Di Balik Layar Mesin AI: Mengapa Jutaan Buku Fisik Dipotong, Dipindai, lalu Dihancurkan?

by

Sebuah penelusuran tentang raksasa teknologi yang “memburu” buku-buku cetak demi memberi makan AI—serta perdebatan hukum, etika, dan nilai spiritual di baliknya.

Wartapilihan.com, Jakarta– Bayangkan sebuah gudang tertutup. Suara mesin pemotong hidrolik (guillotine cutter) berdentum keras. Jilid-jilid buku tebal—sebagian besar edisi langka—dipotong paksa tepat di bagian punggungnya.

Dalam hitungan detik, lembaran kertas yang terpisah disedot mesin pemindai industri berkecepatan tinggi. Melalui teknologi Optical Character Recognition (OCR), tulisan tangan dan ketikan manusia itu diubah menjadi data digital.

Lalu, ke mana perginya fisik buku-buku tersebut?

Dilempar ke mesin pencacah, didaur ulang, atau dilebur jadi bubur kertas (pulped). Buku-buku itu hancur secara permanen dan tak akan pernah bisa dibaca lagi oleh mata manusia.

Kelihatan seperti adegan film distopia fiksi ilmiah? Sayangnya, ini 100% kenyataan di industri teknologi hari ini.

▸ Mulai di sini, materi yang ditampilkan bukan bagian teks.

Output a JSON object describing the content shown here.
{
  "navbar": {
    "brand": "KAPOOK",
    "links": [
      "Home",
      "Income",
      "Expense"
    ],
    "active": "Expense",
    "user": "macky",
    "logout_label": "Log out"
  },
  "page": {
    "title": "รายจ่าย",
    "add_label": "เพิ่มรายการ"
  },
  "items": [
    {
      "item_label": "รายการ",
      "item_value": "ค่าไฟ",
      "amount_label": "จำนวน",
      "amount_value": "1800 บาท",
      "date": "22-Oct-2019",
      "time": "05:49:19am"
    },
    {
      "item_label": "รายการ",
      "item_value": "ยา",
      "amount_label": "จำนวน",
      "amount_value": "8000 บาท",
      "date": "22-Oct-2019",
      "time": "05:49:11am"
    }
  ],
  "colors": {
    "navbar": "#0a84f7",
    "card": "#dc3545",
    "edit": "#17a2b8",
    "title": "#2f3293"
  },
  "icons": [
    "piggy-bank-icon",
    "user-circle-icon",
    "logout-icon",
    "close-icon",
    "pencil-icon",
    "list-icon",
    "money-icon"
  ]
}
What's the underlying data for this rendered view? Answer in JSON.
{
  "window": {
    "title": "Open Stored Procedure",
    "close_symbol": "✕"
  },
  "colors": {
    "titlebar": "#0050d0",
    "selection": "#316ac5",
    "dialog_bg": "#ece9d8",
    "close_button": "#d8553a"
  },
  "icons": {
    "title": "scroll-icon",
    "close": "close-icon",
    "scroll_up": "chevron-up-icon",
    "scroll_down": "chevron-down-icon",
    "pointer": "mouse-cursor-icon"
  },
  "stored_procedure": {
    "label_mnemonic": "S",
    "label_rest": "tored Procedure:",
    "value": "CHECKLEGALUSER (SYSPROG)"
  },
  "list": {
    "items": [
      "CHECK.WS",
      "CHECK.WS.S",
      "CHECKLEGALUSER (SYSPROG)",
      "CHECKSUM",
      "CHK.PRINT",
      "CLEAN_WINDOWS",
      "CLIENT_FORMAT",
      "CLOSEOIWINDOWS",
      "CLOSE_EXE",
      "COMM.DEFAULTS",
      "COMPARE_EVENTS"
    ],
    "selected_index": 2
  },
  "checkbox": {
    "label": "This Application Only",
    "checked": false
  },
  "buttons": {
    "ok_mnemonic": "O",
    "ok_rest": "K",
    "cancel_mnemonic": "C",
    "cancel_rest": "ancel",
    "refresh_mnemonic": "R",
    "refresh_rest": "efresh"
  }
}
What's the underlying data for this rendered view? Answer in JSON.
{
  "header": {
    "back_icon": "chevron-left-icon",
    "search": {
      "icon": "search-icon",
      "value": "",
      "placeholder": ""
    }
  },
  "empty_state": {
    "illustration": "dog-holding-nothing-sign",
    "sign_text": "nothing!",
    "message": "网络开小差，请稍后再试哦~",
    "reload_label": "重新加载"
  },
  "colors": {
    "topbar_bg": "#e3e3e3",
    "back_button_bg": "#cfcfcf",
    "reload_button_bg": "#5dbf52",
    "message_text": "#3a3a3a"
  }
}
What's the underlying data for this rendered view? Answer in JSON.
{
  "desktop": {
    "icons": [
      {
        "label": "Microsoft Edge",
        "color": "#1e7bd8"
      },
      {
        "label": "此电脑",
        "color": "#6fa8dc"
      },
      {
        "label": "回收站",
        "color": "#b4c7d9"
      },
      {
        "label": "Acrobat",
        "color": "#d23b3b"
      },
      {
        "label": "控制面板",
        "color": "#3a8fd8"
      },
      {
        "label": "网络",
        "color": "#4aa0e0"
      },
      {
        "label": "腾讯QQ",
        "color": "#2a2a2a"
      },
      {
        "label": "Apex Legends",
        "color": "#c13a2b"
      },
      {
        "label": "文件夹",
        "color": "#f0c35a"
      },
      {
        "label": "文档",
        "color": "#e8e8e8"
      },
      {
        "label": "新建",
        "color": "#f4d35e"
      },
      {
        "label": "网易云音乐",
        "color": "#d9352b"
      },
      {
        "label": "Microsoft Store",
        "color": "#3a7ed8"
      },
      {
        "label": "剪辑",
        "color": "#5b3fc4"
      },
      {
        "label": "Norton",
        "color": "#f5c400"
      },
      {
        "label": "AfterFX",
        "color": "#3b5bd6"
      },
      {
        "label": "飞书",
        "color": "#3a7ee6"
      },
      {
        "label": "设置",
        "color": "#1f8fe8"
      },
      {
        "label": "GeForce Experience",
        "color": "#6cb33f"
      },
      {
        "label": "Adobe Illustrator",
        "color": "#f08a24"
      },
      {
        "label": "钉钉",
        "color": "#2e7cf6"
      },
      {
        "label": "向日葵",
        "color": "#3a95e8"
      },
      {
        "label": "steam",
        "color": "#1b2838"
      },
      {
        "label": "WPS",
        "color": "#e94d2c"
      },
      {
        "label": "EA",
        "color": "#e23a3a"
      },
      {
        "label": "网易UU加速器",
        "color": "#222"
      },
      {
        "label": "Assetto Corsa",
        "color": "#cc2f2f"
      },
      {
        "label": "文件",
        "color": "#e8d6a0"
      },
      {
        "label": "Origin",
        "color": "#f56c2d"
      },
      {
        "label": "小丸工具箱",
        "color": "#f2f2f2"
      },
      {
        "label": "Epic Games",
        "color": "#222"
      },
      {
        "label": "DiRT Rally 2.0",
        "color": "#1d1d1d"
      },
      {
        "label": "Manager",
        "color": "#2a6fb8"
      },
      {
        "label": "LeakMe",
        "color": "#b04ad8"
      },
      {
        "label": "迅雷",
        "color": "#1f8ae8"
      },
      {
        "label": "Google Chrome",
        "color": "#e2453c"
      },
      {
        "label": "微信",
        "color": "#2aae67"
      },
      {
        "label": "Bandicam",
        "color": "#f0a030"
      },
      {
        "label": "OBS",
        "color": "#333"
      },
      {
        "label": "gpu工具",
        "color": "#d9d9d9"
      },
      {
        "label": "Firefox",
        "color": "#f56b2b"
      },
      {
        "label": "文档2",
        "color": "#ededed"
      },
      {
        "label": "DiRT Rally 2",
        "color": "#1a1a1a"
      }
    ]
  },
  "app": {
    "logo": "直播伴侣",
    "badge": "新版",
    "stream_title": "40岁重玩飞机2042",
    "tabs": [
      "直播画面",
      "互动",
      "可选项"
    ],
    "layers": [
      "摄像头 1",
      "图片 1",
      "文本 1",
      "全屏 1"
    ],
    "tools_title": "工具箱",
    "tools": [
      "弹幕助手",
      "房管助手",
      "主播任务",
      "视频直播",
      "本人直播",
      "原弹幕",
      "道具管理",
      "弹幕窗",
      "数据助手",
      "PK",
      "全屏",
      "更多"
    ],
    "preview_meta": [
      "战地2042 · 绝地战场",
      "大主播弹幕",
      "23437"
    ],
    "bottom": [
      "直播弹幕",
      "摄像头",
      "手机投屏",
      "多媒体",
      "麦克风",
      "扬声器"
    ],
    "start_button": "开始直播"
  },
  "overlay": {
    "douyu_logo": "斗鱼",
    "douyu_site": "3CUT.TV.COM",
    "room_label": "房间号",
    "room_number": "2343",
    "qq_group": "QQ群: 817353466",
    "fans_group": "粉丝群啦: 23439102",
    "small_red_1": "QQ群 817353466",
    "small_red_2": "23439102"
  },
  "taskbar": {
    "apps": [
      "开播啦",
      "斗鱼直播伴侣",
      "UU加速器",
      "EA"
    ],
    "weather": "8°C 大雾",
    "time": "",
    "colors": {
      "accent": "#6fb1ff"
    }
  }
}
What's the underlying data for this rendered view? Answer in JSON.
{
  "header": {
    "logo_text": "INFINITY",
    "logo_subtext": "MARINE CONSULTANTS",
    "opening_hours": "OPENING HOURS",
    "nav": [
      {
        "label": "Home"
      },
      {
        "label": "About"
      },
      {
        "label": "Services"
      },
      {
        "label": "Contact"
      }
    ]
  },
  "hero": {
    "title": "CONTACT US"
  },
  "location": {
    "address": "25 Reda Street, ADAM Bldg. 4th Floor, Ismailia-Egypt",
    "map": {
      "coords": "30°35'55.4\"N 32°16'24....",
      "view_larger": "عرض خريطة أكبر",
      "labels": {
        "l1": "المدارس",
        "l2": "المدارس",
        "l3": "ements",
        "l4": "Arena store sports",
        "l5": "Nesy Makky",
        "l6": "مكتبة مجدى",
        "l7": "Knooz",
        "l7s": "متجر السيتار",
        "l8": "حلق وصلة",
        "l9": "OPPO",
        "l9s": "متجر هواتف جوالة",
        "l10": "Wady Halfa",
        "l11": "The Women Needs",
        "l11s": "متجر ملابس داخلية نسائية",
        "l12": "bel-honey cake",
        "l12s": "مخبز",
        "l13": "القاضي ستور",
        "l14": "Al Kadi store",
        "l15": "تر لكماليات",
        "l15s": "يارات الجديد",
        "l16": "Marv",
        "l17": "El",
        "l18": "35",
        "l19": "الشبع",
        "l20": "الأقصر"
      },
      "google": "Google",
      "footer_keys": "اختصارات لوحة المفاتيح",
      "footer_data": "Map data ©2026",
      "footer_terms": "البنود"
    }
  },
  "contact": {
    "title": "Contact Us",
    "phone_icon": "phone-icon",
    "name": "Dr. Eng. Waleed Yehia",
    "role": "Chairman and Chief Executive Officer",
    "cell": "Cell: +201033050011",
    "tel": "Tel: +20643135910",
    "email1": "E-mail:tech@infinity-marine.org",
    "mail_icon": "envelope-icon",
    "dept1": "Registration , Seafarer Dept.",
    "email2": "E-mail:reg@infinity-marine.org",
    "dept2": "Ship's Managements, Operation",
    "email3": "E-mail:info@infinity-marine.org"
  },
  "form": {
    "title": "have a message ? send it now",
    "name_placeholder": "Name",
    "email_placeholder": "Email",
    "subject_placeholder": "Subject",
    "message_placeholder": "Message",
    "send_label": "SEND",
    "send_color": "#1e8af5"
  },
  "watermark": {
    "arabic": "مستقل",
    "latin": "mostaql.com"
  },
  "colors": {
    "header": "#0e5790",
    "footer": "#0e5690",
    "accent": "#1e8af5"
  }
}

Pemberitaan CNBC Indonesia pada 30 Juli 2026 berjudul “Korban Baru AI, Sedot Isi Buku Langka Sampai Hancur Tak Bisa Dibaca” sempat bikin heboh media sosial. Banyak yang ngira ini cuma judul heboh (clickbait). Namun, penelusuran dokumen pengadilan dan laporan investigasi internasional membuktikan satu hal: fenomena ini nyata terjadi.

Plot Twist ‘Project Panama’: Skandal Rahasia di Ruang Sidang

Awal terkuaknya praktik pemusnahan buku ini berasal dari Pengadilan Distrik AS di California. Dalam gugatan hak cipta (class-action lawsuit) sepanjang tahun 2025–2026, dokumen internal raksasa AI bocor ke publik.

Salah satu fakta paling mengejutkan datang dari Anthropic—perusahaan di balik AI populer, Claude. Mereka ternyata menjalankan proyek rahasia berskala masif dengan nama sandi Project Panama.

Memo internal Anthropic yang dibuka di persidangan menyebutkan secara gamblang:

“Project Panama is our effort to destructively scan all the books in the world. We don’t want it to be known that we are working on this.”

(Project Panama adalah upaya kami untuk memindai secara destruktif seluruh buku di dunia. Kami tidak ingin publik tahu bahwa kami sedang mengerjakan ini.)

Demi proyek ini, korporasi AI memborong jutaan buku fisik dari pasar sekunder, pedagang buku bekas, hingga bekerja sama secara diam-diam dengan penyedia basis data seperti ISBNdb.

Kenapa Industri AI “Kehausan” Buku Bekas?

Di era internet yang serba ada, kenapa perusahaan teknologi paling canggih justru berburu kertas cetakan lama? Jawabannya ada pada dua krisis besar yang dialami model bahasa besar (Large Language Models / LLM):

A. Bahaya “AI Slop” & Krisis Data Bersih

Internet saat ini sudah tercemar oleh apa yang disebut para ahli sebagai AI Slop—jutaan artikel, konten blog, dan unggahan otomatis yang dibuat oleh AI itu sendiri.

Jika AI generasi baru dilatih pakai data buatan AI sebelumnya (synthetic data), performa AI justru bakal “cacat” atau mengalami degradasi parah (dikenal sebagai model collapse).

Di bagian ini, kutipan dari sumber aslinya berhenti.